Rafi sort of gets by working as a street photographer, selling souvenir photos to tourists at the Gateway of India. One day, he takes Miloni’s picture, but she disappears to avoid her overbearing family before Rafi can complete the transaction. He repurposes her photo, sending it to his grandmother Dadi, hoping to allay her fears that he will never marry. When their paths cross again, Miloni agrees to pretend to be his fiancée, for the sake of his Dadi.
As you might expect, Miloni and Rafi start to develop some kind of feelings for each other during the course of their play-acting. Of course, the radical differences in their respective life-experiences lead to complications, but this is not a farce or even a rom-com. Very little is played for laughs. The narrative itself is pretty simple and straightforward. Instead, Batra’s screenplay is all about discrete, fleeting moments of beauty—and the pain that comes later.
Nawazuddin Siddiqui and Sanya Malhotra will make you absolutely ache for this almost-couple. They have real, heartfelt chemistry as Rafi and Miloni, but the characters’ relationship is so chaste, it hurts. There is so much left unsaid between them, because it can’t be said. And it doesn’t need to be verbalized for us to understand it. They are the film, but Farrukh Jaffar ratchets up the poignancy even further as Rafi’s loving but shrewd Dadi.
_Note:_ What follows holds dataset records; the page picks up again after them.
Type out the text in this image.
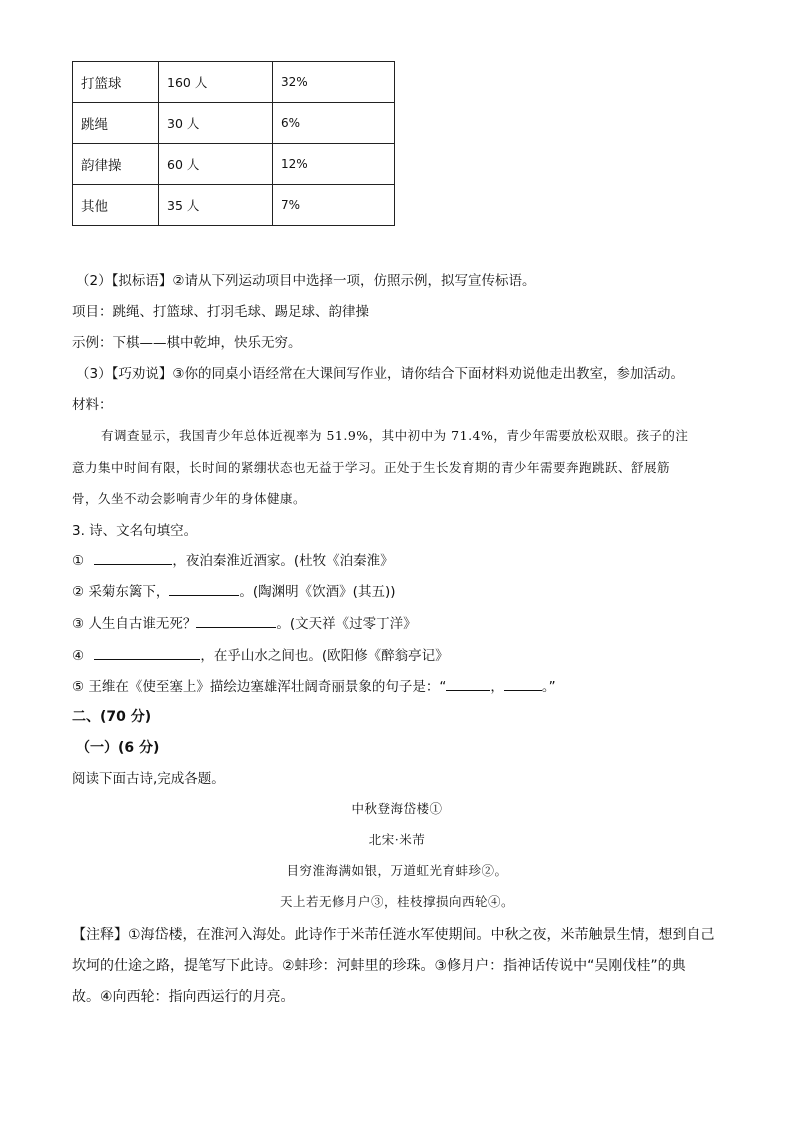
打篮球	160 人	32%
跳绳	30 人	6%
韵律操	60 人	12%
其他	35 人	7%
（2）【拟标语】②请从下列运动项目中选择一项，仿照示例，拟写宣传标语。
项目：跳绳、打篮球、打羽毛球、踢足球、韵律操
示例：下棋——棋中乾坤，快乐无穷。
（3）【巧劝说】③你的同桌小语经常在大课间写作业，请你结合下面材料劝说他走出教室，参加活动。
材料：
有调查显示，我国青少年总体近视率为 51.9%，其中初中为 71.4%，青少年需要放松双眼。孩子的注
意力集中时间有限，长时间的紧绷状态也无益于学习。正处于生长发育期的青少年需要奔跑跳跃、舒展筋
骨，久坐不动会影响青少年的身体健康。
3. 诗、文名句填空。
①	，夜泊秦淮近酒家。(杜牧《泊秦淮》
② 采菊东篱下，	。(陶渊明《饮酒》(其五))
③ 人生自古谁无死？	。(文天祥《过零丁洋》
④	，在乎山水之间也。(欧阳修《醉翁亭记》
⑤ 王维在《使至塞上》描绘边塞雄浑壮阔奇丽景象的句子是：“	，	。”
二、(70 分)
（一）(6 分)
阅读下面古诗,完成各题。
中秋登海岱楼①
北宋·米芾
目穷淮海满如银，万道虹光育蚌珍②。
天上若无修月户③，桂枝撑损向西轮④。
【注释】①海岱楼，在淮河入海处。此诗作于米芾任涟水军使期间。中秋之夜，米芾触景生情，想到自己
坎坷的仕途之路，提笔写下此诗。②蚌珍：河蚌里的珍珠。③修月户：指神话传说中“吴刚伐桂”的典
故。④向西轮：指向西运行的月亮。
Batra also makes canny use of the Mumbai locales. Much like the worlds of its characters, the city sometimes looks grand and stately and at other times appears to be grubby and desperate. Batra does not exactly wrap things up in a neat little bow, which seems to have divided those at the film’s screening, but that is how life goes. You just have to focus on the good parts while they last.
Honestly, “Photograph” is about as bittersweet as cinema can possibly get. It is a classy film, with Peter Raeburn’s elegant score heightening the wistful vibe.
Very highly recommended for mainstream audiences, “Photograph” will be released on May 17.